Elle descendit les marches du perron à grands pas lourds, en agitant les papiers dans l’air.
« C’est un mensonge. Vous mentez pour essayer de me voler ce que mon père m’a laissé. »
« Je ne mens pas. Tout ce qui est écrit dans ces documents est vrai. Votre père a tout mis par écrit devant des témoins avant de mourir. »
George s’approcha, essayant d’avoir l’air menaçant.
« Mademoiselle Sophia, vous ne savez pas dans quoi vous vous embarquez. Nous avons d’excellents avocats. Nous allons anéantir cette plainte ridicule. »
Je le regardai avec un calme qui me surprit.
« Fais ce que tu crois nécessaire, mais la vérité reste la même. L’argent que tu as utilisé était volé, et tu m’as trompé pour que je prenne ma maison. Tout cela est documenté. »

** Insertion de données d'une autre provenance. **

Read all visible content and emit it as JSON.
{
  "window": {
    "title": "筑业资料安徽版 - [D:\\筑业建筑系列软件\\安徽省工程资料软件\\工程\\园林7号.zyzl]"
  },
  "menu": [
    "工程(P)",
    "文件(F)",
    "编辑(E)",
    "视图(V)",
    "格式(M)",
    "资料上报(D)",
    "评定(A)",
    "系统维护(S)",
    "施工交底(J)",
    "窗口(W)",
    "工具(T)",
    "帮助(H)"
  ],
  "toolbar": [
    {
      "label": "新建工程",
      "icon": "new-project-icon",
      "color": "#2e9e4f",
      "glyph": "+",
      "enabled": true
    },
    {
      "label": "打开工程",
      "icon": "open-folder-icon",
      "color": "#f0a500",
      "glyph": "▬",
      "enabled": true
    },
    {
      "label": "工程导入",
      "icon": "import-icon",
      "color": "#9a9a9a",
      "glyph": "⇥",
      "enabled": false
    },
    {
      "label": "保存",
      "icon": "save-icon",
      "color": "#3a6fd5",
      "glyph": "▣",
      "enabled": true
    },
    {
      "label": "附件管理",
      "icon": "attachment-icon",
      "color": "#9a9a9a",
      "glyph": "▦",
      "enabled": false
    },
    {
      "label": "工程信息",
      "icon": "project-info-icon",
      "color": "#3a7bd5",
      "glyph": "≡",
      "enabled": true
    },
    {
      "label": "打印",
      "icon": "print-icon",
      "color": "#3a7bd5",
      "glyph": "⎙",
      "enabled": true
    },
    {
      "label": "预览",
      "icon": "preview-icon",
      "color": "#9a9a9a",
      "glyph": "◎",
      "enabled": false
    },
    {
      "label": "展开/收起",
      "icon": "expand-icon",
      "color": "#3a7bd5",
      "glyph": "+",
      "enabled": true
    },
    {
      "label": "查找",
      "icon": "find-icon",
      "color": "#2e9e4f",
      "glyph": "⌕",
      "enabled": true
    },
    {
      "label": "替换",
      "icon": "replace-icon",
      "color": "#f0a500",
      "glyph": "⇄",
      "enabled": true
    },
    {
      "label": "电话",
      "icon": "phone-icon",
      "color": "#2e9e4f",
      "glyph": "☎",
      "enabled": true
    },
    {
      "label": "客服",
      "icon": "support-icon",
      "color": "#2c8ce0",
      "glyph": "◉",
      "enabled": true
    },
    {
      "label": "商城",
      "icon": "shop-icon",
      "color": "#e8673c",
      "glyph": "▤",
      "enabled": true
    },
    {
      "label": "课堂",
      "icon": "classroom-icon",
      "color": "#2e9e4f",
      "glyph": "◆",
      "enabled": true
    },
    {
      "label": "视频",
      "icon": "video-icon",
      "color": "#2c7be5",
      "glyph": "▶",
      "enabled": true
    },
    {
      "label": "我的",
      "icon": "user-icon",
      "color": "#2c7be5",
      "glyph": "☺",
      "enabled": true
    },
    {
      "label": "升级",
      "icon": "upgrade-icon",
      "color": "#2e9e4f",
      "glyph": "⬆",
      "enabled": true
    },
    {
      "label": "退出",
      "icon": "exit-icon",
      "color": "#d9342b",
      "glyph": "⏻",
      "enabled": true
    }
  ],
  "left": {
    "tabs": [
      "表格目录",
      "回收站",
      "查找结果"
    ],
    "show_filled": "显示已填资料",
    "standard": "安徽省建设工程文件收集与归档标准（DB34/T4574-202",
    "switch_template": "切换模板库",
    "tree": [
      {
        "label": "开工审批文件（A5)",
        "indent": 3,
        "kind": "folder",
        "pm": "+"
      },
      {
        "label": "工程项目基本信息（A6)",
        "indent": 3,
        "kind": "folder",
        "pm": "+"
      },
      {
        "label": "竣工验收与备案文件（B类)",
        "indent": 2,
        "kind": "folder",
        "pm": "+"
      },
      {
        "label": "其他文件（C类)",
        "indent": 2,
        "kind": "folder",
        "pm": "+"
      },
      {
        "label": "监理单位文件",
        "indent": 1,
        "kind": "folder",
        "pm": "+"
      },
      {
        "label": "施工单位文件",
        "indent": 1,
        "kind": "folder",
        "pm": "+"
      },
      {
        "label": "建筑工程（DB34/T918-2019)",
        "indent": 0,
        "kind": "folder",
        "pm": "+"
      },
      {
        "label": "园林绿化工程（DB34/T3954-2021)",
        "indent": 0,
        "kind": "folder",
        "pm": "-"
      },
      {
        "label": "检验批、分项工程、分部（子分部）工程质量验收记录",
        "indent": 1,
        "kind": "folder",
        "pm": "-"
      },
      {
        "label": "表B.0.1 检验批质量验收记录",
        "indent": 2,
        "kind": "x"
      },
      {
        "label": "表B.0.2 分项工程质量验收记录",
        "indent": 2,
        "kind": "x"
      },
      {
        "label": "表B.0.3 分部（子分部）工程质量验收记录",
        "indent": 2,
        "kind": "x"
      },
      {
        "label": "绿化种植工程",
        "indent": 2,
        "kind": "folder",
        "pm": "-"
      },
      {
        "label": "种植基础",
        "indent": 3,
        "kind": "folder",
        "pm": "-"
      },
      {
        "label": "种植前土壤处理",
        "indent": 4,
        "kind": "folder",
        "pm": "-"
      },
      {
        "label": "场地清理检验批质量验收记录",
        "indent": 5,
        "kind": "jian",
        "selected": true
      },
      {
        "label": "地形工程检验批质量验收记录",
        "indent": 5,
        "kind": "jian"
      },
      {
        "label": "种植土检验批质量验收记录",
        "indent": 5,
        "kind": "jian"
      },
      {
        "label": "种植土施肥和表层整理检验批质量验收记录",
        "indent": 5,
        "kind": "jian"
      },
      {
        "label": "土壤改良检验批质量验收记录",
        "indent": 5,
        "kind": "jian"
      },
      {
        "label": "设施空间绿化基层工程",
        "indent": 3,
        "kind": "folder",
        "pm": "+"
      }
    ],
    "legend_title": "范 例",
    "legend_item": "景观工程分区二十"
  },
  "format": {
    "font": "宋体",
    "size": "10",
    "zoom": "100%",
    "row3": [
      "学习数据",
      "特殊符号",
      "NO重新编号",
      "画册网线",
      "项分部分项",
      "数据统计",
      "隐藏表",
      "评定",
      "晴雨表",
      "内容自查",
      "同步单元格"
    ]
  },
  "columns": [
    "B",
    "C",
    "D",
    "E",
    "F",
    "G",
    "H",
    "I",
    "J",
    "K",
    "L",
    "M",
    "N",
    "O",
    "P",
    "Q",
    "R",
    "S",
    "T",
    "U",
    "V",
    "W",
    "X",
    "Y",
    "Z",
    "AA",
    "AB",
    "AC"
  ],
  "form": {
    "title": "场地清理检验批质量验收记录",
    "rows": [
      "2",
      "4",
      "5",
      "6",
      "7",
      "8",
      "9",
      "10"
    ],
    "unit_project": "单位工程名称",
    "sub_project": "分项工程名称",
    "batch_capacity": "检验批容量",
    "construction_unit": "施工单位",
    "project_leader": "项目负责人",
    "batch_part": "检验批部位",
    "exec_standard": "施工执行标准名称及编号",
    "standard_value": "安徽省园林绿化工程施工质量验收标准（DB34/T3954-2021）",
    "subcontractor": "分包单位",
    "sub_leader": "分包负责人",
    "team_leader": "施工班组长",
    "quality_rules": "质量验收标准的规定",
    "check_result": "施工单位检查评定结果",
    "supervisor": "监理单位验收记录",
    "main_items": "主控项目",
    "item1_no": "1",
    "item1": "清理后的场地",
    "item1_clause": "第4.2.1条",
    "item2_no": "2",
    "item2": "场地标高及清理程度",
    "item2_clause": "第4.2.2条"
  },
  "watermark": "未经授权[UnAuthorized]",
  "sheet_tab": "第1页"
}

« Tu n’as rien ! » hurla Alexis, les larmes de rage ruisselant sur son visage. « Tu es une vieille femme aigrie qui refuse d’accepter que j’aie grandi, que j’aie ma propre vie. Tu fais ça par vengeance. »
« De la vengeance ? » ai-je répété, sentant ma propre colère monter. « De la vengeance ? Parce que tu m’as laissé le choix entre une maison de retraite et un pré ? Parce que tu m’as traitée comme une moins que rien pendant des mois ? Parce que tu m’as volé ma maison en utilisant l’amour que j’avais pour toi contre moi ? »
« Je n’ai rien volé. Vous avez fait un don. Vous avez signé les papiers de votre plein gré. »
« Après m’avoir trompée, après m’avoir fait croire que c’était temporaire, c’est de la fraude, Alexis, et tu le sais. »
Elle s’est jetée sur moi avec une telle force que j’ai cru qu’elle allait me frapper. George lui a attrapé le bras.
«Calme-toi, chérie. Ça ne servira à rien. »
Alexis se dégagea brusquement.
« Tu veux la maison ? Tu veux l’argent ? Garde-les, mais ne me regarde plus jamais en face. Ne me cherche plus jamais. Pour moi, tu es mort aujourd’hui. »
Les mots étaient comme des couteaux, chacun me transperçant le cœur. Mais je ne lui ai pas laissé voir ma douleur. J’ai simplement répondu d’une voix ferme.
« Si c’est ce que tu veux, j’accepte. Mais un jour, Alexis, tu comprendras ce que tu as perdu. Et ce ne sera ni la maison ni l’argent. Ce sera quelque chose que l’argent ne peut acheter. »
« Quoi ? L’amour sacrificiel de ta mère ? J’en ai marre de cette histoire. »
Elle a craché ces mots avec une telle haine qu’elle ressemblait à peine à ma fille.